I promised myself that I would not obsess this time, but I can't help it. I am having odd pulling pains in my ovaries, and some dull AF cramps. My (.) (.) are sore and I had some shooting pains in my nipples. Then last night I was exhausted at 8 o'clock and went to bed with a slight sore throat. This morning I woke up with a horrible sore throat and a stuffy nose. I am 4dp5day transfer.

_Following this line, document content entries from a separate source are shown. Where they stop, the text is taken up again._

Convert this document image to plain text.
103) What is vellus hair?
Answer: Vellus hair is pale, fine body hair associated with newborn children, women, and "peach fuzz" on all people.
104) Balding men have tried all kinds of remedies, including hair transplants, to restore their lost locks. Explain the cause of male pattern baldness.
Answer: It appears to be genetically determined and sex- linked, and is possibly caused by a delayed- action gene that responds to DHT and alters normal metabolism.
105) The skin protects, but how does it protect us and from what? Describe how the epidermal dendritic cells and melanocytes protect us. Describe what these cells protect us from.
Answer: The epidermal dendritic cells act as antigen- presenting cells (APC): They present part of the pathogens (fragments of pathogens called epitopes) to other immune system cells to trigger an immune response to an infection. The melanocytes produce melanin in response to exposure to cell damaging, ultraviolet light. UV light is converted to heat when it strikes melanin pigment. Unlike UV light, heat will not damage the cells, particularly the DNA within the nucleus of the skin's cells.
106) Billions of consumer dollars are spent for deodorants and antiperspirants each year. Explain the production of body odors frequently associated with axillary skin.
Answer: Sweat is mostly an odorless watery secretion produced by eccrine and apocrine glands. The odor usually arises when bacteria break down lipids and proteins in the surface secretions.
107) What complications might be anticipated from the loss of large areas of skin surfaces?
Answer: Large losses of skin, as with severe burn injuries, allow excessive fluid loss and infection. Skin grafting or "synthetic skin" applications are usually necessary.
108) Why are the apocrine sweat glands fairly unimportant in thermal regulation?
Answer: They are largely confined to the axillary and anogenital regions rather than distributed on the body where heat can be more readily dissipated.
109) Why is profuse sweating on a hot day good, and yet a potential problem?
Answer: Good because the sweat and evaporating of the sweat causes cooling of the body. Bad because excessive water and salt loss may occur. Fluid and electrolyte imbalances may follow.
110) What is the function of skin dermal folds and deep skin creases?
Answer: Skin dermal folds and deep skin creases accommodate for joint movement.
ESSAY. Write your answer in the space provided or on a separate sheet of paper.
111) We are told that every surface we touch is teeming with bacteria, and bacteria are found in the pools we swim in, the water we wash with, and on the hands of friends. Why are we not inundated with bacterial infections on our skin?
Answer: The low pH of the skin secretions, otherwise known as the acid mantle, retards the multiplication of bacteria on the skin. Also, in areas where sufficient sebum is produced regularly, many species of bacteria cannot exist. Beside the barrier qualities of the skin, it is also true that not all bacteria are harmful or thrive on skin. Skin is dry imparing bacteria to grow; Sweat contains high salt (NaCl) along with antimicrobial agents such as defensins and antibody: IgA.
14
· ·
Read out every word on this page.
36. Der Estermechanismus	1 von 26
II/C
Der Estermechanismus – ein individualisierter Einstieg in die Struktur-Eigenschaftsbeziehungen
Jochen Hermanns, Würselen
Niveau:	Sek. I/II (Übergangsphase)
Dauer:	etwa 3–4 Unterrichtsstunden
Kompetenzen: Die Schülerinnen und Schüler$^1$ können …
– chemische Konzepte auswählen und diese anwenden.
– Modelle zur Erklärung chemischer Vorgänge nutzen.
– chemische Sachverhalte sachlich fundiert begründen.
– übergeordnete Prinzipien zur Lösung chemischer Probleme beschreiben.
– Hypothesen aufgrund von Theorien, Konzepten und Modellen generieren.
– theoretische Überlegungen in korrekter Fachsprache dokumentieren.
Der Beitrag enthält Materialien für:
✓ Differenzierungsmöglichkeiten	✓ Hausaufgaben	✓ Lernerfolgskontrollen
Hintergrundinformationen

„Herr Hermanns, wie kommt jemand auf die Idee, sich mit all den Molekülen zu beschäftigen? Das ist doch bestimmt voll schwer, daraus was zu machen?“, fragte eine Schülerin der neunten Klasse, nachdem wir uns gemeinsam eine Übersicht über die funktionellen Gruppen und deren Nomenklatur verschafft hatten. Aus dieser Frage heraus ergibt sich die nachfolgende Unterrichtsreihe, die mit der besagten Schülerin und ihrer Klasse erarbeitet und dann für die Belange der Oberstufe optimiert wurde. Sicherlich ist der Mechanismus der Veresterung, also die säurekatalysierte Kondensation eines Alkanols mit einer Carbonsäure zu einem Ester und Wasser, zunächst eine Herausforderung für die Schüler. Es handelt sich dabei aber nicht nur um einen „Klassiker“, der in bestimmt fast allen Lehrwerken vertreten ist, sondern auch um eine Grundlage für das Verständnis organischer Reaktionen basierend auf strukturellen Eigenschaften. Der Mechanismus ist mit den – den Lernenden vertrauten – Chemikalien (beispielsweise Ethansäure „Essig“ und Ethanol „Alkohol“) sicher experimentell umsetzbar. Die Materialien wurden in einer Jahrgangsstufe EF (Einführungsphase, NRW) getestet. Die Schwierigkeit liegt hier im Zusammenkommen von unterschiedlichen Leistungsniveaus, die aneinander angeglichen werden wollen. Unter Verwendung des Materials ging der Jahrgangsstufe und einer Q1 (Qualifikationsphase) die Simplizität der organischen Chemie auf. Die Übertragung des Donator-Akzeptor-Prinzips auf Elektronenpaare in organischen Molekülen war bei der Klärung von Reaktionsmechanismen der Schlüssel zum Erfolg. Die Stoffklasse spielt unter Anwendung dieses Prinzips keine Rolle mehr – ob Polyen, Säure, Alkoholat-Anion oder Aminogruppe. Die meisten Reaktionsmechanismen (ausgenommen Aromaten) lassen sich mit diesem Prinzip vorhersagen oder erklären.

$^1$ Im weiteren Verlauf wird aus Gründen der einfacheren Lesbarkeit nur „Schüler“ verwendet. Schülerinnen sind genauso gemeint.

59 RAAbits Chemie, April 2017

Is this too early to be having symptoms?


----------



## ☼♥ Minxy ♥☼ © (Jan 13, 2005)

Hi there

I know it's hard but I really wouldn't read anything in to any symptoms.  I've had/got the same symptoms and I'm 4dp3dt.  It is very early days but also all the drugs can cause all manner of side effects and symptoms, especially the HCG trigger injection before EC and then the progesterone support through 2ww.  The progesterone can cause the symptoms you describe plus others...

headache 
breast tenderness or pain 
upset stomach and/or vomiting 
diarrhea and/or constipation
bloatedness
windiness
urinary problems eg frequent peeing
tiredness 
muscle, joint, or bone pain 
mood swings/irritability/excessive worrying 
sneezing/coughing/runny nose 
vaginal discharge/increase in cervical mucus
PMS like symptoms


Try and keep yourself busy so you're not over analysing every little thing otherwise it will do your head in   It really is too early at this stage to know what's happening at the moment.  Most women wouldn't usually get genuine pg symptoms until they're around 6 weeks pg and currently you're less than 4 weeks.....so stay positive and think happy thoughts of those little embies growing and making themselves snug and warm for the 9 months duration 

Good luck
Natasha


----------